De 1914 jusqu’en 1918, chaque année le prix Goncourt est attribué à une œuvre dont le thème est la Grande Guerre.

Le plus célèbre est resté Le Feu, écrit à l’hôpital par Barbusse, qui s’est engagé à l’âge de 41 ans et a vécu la vie des tranchées comme brancardier. Même si le livre est sous-titré « Journal d’une escouade », il s’agit bien d’un roman, qui a immédiatement frappé les consciences par son caractère extrêmement réaliste : Barbusse avait Zola pour modèle. Les dialogues sont rapportés dans la langue des soldats, avec leurs régionalismes, leur argot.

La consécration de cette œuvre par un prix Goncourt, juste au milieu d’une guerre que l’on imagine d’ambiance très patriotique, étonne aujourd’hui. Car le contenu du roman est loin d’être patriote  au sens traditionnel du terme. Les Français n’ont pas attendu la fin du conflit pour se rendre compte de l’horreur des combats : alors que la censure voulait éviter la démoralisation des troupes et de l’arrière en surveillant les lettres des poilus, la littérature à la Barbusse ne cachait rien, ni de la terrible boucherie ni des injustices vécues par les combattants.

Les descriptions des champs de bataille veulent choquer le lecteur : « Tout près de moi une tête a été rattachée à un corps agenouillé, avec un vague lien, et lui pend sur le dos » ; « Des fémurs sortent d’amas de loques agglutinées par de la boue rougeâtre, ou bien, d’un trou d’étoffes effilochées et enduites d’une sorte de goudron, émerge un fragment de colonne vertébrale ». Mais la guerre n’est pas que cela pour l’écrivain, c’est le terrain aussi où se déploient les plus grandes injustices.

Les soldats de l’escouade font partie de la masse des hommes que d’autres envoient au front, qui eux se protègent, sont « planqués ». La critique de la guerre n’épargne aucune question. Un camarade du narrateur lui montre un piquet : « C’est là, dit-il, qu’on a fusillé le soldat du 204, ce matin (…) Il avait voulu couper aux tranchées ; pendant la relève, il était resté en arrière, puis était rentré en douce au cantonnement. Il n’a rien fait autre chose : on a voulu, sans doute, faire un exemple ». Mais les copains ont taillé dans le bois une croix de guerre et ont porté la mention : « A Cajard, mobilisé depuis août 1914, la France reconnaissante ».

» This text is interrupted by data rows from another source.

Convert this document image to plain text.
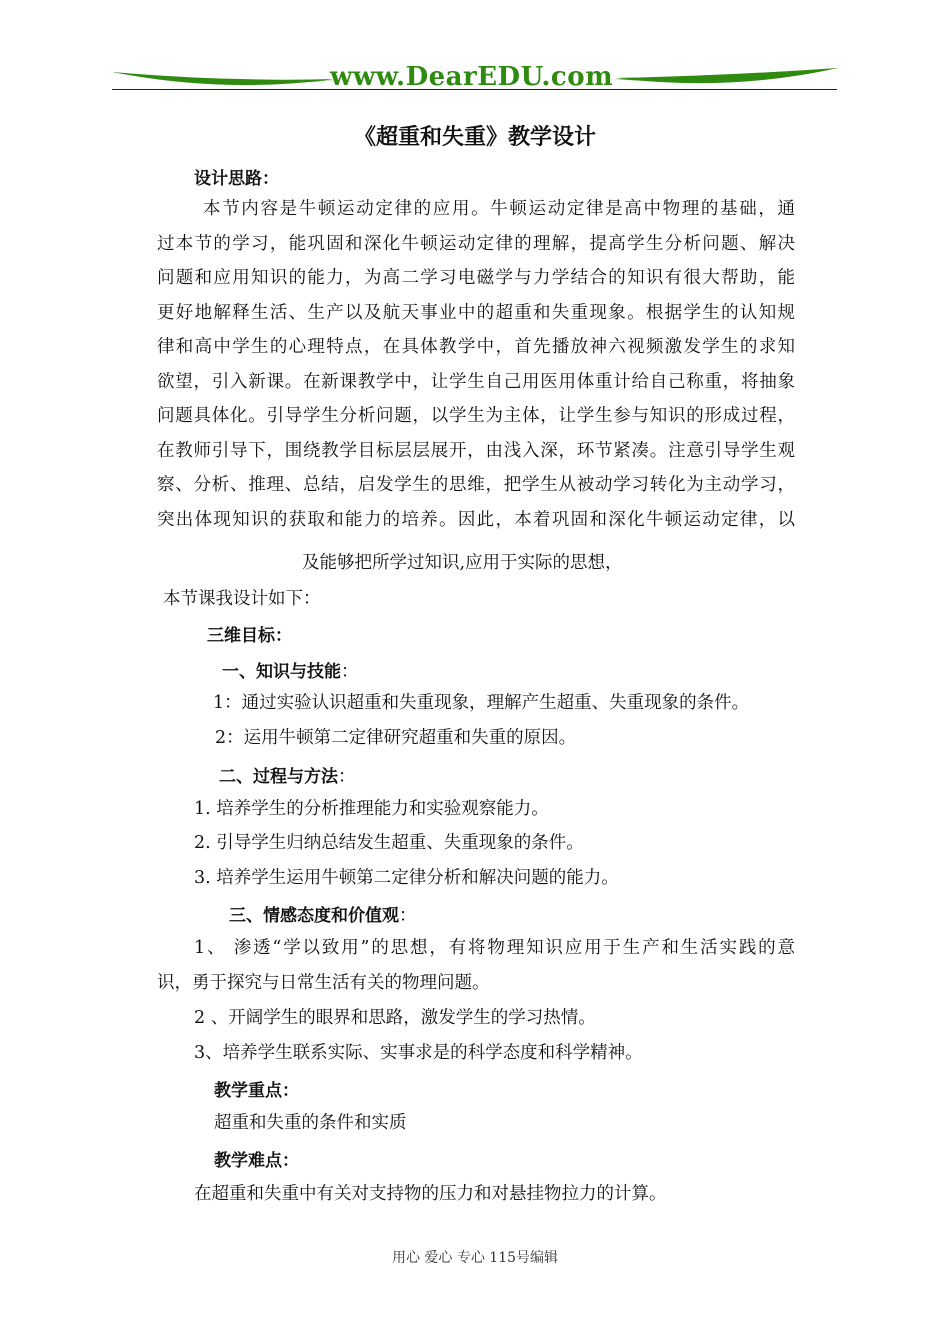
www.DearEDU.com
《超重和失重》教学设计
设计思路：
本节内容是牛顿运动定律的应用。牛顿运动定律是高中物理的基础，通
过本节的学习，能巩固和深化牛顿运动定律的理解，提高学生分析问题、解决
问题和应用知识的能力，为高二学习电磁学与力学结合的知识有很大帮助，能
更好地解释生活、生产以及航天事业中的超重和失重现象。根据学生的认知规
律和高中学生的心理特点，在具体教学中，首先播放神六视频激发学生的求知
欲望，引入新课。在新课教学中，让学生自己用医用体重计给自己称重，将抽象
问题具体化。引导学生分析问题，以学生为主体，让学生参与知识的形成过程，
在教师引导下，围绕教学目标层层展开，由浅入深，环节紧凑。注意引导学生观
察、分析、推理、总结，启发学生的思维，把学生从被动学习转化为主动学习，
突出体现知识的获取和能力的培养。因此，本着巩固和深化牛顿运动定律，以
及能够把所学过知识,应用于实际的思想，
本节课我设计如下：
三维目标：
一、知识与技能：
1：通过实验认识超重和失重现象，理解产生超重、失重现象的条件。
2：运用牛顿第二定律研究超重和失重的原因。
二、过程与方法：
1. 培养学生的分析推理能力和实验观察能力。
2. 引导学生归纳总结发生超重、失重现象的条件。
3. 培养学生运用牛顿第二定律分析和解决问题的能力。
三、情感态度和价值观：
1、 渗透“学以致用”的思想，有将物理知识应用于生产和生活实践的意
识，勇于探究与日常生活有关的物理问题。
2 、开阔学生的眼界和思路，激发学生的学习热情。
3、培养学生联系实际、实事求是的科学态度和科学精神。
教学重点：
超重和失重的条件和实质
教学难点：
在超重和失重中有关对支持物的压力和对悬挂物拉力的计算。
用心 爱心 专心 115号编辑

C’est toute une pensée de la Grande Guerre qui se met en place avec ce roman : si les soldats sont des héros c’est parce qu’ils sont des victimes. Les dernières pages sont très explicites, et opposent « les brandisseurs de sabre, les profiteurs et les tripoteurs », les « monstrueux intéressés, financiers, grands et petits faiseurs d’affaires, cuirassés dans leurs banques ou leurs maisons qui vivent de la guerre(…) » « tous les prêtres qui cherchent à vous exciter et à vous endormir, pour que rien ne change, avec la morphine de leur paradis », aux « pauvres ouvriers innombrables des batailles , vous qui aurez fait toute la grande guerre avec vos mains, toute-puissance qui ne sert pas encore à faire le bien, foule terrestre dont chaque face est un monde de douleurs (…) ».

Le jeune prix Goncourt saluait la force d’une œuvre : sous le témoignage cru venu des tranchées surgissait la figure du Poilu sacrifié, image durable de la guerre de 14-18.

Andreossi

« Le Feu »

Henri Barbusse.

Prix Goncourt 1916.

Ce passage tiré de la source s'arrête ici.